Caviar de poule ! L’œuf basse température, trucs et astuces

Mon péché mignon quand je travaille à la maison, et que je n’ai que mon (petit) repas à préparer : l’œuf cuit à basse température que d’aucuns considèrent comme l’œuf “parfait”.

À Poitiers, je faisais cuire de tels œufs au four, entiers, directement posés sur la grille. J’avais un four réglable en thermostat à 5°C près, je réglais sur 60°C, et il fallait entre 2h et 2h15 en partant d’un œuf conservé à température ambiante (21°C).

À Bâle, les appartements sont toujours équipés d’avance, je n’ai donc pas choisi le four. Il est de qualité (suisse !), mais c’est un modèle assez basique et la température n’est pas réglable avec précision.

Lasse de rater magistralement tous mes œufs parfaits (j’ai dû essayer une vingtaine de fois quand même), j’ai fini par m’offrir un thermoplongeur. Cela permet de cuire sous vide et dans l’eau n’importe quel aliment à une température inférieure à 100°C.

Pour les œufs dans leur coquille, c’est finalement la meilleure solution. En plus, cela ne mobilise pas le four pendant des heures.

 

Depuis que j’ai cette petite merveille, je peux à nouveau me régaler tous les jours de caviar de poule 😉 

 

Je fais la chasse aux œufs à coquille brune dans les supermarchés suisses. En effet, ici, les œufs blancs sont plus répandus. Le problème, c’est qu’ils ne donnent pas d’aussi bons résultats lors d’une cuisson à l’eau. En effet, ces œufs blancs ont une coquille nettement plus fine, fragile au moindre choc, mais surtout plus poreuse que les bruns. L’eau du bain-marie entre toujours un peu à l’intérieur de la coquille, ce qui empêche une coagulation homogène du blanc.
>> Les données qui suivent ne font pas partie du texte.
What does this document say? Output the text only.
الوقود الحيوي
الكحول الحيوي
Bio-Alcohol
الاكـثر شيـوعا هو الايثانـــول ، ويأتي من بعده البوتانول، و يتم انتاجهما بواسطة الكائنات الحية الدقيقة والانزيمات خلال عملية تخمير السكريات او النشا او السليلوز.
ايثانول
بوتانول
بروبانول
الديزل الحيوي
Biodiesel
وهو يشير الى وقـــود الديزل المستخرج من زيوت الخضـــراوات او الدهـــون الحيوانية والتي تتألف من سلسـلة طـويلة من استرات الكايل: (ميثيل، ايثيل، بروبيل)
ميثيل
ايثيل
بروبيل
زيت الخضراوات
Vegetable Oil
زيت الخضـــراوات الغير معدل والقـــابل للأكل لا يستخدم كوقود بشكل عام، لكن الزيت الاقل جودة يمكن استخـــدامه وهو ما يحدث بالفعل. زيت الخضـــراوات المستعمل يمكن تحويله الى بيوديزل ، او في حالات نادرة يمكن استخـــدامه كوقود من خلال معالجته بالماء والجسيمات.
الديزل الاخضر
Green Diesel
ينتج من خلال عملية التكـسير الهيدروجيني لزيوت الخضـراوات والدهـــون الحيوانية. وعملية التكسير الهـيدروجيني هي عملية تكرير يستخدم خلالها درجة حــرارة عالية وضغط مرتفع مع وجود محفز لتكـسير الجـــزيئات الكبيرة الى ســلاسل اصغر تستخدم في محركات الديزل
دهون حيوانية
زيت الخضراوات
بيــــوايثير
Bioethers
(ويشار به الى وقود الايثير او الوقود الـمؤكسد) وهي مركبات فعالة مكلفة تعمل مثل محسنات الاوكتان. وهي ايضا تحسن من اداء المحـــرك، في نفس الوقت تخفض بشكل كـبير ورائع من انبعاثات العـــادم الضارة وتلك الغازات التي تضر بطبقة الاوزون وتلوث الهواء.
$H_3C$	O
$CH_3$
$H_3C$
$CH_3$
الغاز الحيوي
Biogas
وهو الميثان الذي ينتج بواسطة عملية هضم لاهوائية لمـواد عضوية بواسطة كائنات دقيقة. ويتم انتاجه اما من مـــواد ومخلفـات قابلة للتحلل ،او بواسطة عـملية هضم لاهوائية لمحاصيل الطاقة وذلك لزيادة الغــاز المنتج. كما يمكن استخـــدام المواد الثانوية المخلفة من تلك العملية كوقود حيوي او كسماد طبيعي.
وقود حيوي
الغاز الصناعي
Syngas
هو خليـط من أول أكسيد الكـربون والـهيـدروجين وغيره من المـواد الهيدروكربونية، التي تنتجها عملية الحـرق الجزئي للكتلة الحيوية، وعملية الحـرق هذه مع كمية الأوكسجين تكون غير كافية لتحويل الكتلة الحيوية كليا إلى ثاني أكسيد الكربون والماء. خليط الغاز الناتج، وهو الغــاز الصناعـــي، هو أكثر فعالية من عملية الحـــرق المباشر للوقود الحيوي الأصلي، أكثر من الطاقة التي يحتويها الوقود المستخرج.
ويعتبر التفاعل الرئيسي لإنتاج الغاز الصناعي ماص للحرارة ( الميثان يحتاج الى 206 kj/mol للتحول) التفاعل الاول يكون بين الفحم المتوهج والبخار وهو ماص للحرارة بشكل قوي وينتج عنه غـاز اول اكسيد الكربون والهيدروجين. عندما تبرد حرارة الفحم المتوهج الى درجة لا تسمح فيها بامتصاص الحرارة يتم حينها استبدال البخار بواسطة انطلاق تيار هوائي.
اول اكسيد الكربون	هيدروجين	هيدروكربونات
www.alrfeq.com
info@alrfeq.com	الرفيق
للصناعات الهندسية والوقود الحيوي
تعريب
Recette de l’œuf parfait :

1 ou plusieurs œufs de 65-68g, sortant du frigo à 4°C

Cuits 2h30 dans une eau maintenue à 60°C. 

 

Le blanc est alors pris de manière homogène autour du jaune, il reste cependant opalescent, il ne devient pas opaque, et sa consistance reste très souple.

Le jaune est très légèrement crémeux, il a tendance à faire des “rides” en refroidissant, comme sur la photo ci-dessous, prise au printemps dernier (d’où des asperges et des fleurs de bleuet pas vraiment de saison en ce moment).

Pour aller plus vite, on peut faire cuire 1 heure à 1h15 à 65°C. Mais des imperfections sont possibles, voire probables.

 

La méthode à 65°C semble la plus courante, pourtant à l’usage (j’ai testé des dizaines de fois) elle ne me satisfait pas pleinement. Certes, en théorie, c’est la bonne température, 65°C : une “moyenne” entre la température de coagulation du blanc (62°C) et celle du jaune (68°C). Tout dépend ce que l’on recherche. J’aime que le jaune soit juste un peu crémeux, mais pas pâteux. Or à 65°C, à 10 minutes près, on peut franchir cette limite. Quant au blanc, à 65°C, il peut commencer à devenir un peu grumeleux, floconneux, et je le préfère, pour ma part, encore un peu opalescent mais homogène.

Voici des photos d’œufs “imparfaits” cuits à 65°C, avec un jaune déjà trop pâteux dans les deux cas, et dans la photo du bas, un blanc d’aspect floconneux. Certes, on peut réduire la durée de la cuisson pour que le jaune n’en arrive pas là, mais dans ce cas, le risque est fort que le blanc, pour le coup, ne soit pas assez cuit.

En somme, si on peut s’en tenir à une cuisson à 60°C, maximum 62°C, c’est mieux. Et plus la cuisson est à basse température, plus elle est longue, moins il y a d’aléas et d’accidents possibles. Le tout, donc, c’est de s’organiser à l’avance et de ne pas être pressé.